Grilled Bison Tenderloin with Black Rice and Shiso-Plum Compote
- TOTAL TIME: 1 HR
- SERVINGS: 4
Grass-fed bison meat has surged in popularity in California, where Myers says people love its novelty but appreciate its resemblance to beef. Grass-fed bison has a nutritional edge over beef: It's lower in fat and cholesterol and higher in protein. Myers, who has a predilection for Asian flavors, serves the meat with nutty-tasting black rice from China and a sweet-tart plum compote flavored with the aromatic Japanese herb shiso.

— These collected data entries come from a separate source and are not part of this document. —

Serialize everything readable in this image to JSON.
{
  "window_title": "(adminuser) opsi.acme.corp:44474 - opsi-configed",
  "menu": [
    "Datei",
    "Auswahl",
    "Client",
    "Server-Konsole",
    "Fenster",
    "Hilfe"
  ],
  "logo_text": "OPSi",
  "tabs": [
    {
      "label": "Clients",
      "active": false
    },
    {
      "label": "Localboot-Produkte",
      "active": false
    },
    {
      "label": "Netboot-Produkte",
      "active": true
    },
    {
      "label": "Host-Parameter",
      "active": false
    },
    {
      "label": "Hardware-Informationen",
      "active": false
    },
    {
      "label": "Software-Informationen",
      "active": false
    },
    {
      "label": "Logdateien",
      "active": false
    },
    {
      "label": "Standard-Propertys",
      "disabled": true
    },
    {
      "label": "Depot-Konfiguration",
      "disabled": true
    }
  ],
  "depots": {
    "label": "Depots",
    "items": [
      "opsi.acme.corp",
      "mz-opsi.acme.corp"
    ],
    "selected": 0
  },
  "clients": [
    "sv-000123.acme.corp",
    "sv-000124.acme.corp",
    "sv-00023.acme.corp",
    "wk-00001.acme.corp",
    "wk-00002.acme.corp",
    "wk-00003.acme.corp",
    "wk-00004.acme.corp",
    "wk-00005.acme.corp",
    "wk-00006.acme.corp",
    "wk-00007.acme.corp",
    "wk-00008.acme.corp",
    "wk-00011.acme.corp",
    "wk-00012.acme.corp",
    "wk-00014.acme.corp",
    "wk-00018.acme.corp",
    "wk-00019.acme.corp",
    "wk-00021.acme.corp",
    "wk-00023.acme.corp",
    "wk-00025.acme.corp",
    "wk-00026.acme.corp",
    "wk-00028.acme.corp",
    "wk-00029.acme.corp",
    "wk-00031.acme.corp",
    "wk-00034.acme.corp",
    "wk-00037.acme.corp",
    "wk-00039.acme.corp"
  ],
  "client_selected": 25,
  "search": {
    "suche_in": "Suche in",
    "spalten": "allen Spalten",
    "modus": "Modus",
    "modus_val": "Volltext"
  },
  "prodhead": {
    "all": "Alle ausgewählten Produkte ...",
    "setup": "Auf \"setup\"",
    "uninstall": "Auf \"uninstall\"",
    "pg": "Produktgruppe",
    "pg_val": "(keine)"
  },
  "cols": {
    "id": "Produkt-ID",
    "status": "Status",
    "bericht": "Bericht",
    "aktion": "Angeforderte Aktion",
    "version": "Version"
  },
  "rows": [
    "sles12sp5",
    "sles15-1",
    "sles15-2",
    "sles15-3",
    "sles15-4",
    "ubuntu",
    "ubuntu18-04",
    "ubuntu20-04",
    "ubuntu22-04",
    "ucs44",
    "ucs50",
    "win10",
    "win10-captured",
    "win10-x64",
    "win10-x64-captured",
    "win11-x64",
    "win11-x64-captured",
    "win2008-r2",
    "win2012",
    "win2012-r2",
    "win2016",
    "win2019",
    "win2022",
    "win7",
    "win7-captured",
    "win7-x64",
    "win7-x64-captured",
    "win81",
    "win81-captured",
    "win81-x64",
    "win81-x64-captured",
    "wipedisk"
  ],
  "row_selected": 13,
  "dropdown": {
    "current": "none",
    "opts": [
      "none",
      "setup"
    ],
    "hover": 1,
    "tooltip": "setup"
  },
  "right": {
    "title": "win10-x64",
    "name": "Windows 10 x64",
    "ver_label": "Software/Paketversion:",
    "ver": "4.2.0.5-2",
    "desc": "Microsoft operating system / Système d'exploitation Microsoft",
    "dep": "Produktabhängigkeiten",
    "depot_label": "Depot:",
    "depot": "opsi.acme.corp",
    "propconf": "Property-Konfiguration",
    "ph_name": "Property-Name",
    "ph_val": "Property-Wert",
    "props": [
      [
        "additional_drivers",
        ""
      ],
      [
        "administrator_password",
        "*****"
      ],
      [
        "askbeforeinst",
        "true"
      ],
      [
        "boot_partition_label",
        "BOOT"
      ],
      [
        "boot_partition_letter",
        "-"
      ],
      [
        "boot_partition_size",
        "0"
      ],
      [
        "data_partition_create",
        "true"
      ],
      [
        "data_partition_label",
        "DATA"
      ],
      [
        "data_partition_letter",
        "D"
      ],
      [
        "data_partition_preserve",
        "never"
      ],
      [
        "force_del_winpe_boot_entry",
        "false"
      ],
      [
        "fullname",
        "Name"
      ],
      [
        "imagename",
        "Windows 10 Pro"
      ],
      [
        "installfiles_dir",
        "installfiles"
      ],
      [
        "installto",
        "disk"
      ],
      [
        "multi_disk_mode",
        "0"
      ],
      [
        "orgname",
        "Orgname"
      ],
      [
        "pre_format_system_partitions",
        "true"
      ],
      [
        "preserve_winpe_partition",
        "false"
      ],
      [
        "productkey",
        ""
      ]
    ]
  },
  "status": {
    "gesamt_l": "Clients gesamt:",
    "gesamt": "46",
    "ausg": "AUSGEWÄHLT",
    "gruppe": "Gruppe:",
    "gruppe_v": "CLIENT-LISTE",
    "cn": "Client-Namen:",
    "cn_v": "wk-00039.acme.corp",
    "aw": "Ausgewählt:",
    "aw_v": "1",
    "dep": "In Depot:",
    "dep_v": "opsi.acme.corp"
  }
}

Bison is available from lindnerbison.com or eastofadinbison.com.
- 4 tablespoons unsalted butter
- 1 cup Chinese black rice (7 ounces), see Note
- 1 cup dry red wine
- 2 cups chicken stock or broth
- 1 1/2 pounds red or purple plums, pitted and cut into eighths
- 2 1/2 tablespoons sugar
- 3 shiso leaves, shredded, or 2 tablespoons chopped celery leaves plus 1/2 tablespoon chopped tarragon
- Four 8-ounce bison tenderloin steaks, 1 1/2 inches thick, tied with string
- 1 tablespoon pure olive oil
- Freshly ground pepper
- In a medium saucepan, melt 2 tablespoons of the butter. Add the rice and cook over moderate heat, stirring for 3 minutes. Add 1/2 cup of the red wine and cook, stirring, until nearly evaporated, about 5 minutes. Add the stock and a pinch of salt and bring to a boil. Cover and cook over moderately low heat until the liquid is absorbed and the rice is tender, about 35 minutes.
- Meanwhile, in a large skillet, melt the remaining 2 tablespoons of butter. Add the plums and cook over moderately high heat, stirring occasionally, until lightly browned, about 4 minutes. Add the remaining 1/2 cup of wine and the sugar and bring to a boil. Cover partially and cook over moderate heat until the plums are soft and the liquid is thick, about 4 minutes. Remove from the heat and stir in the shiso.
- Preheat a grill. Rub the steaks with the olive oil and season generously with salt and pepper. Grill the steaks over a hot fire for about 15 minutes, turning occasionally, until an instant-read thermometer inserted in the center of a steak registers 125° for medium-rare meat. Let the steaks rest for 5 minutes, then snip off the strings. Transfer the steaks to plates and serve with the black rice and plum compote.
If you're cooking something as big (and big-flavored) as bison, you need a substantial red to pour with it. A good choice is a Syrah from Napa Valley, since its characteristic spiciness also pairs well with the herbal shiso in this dish.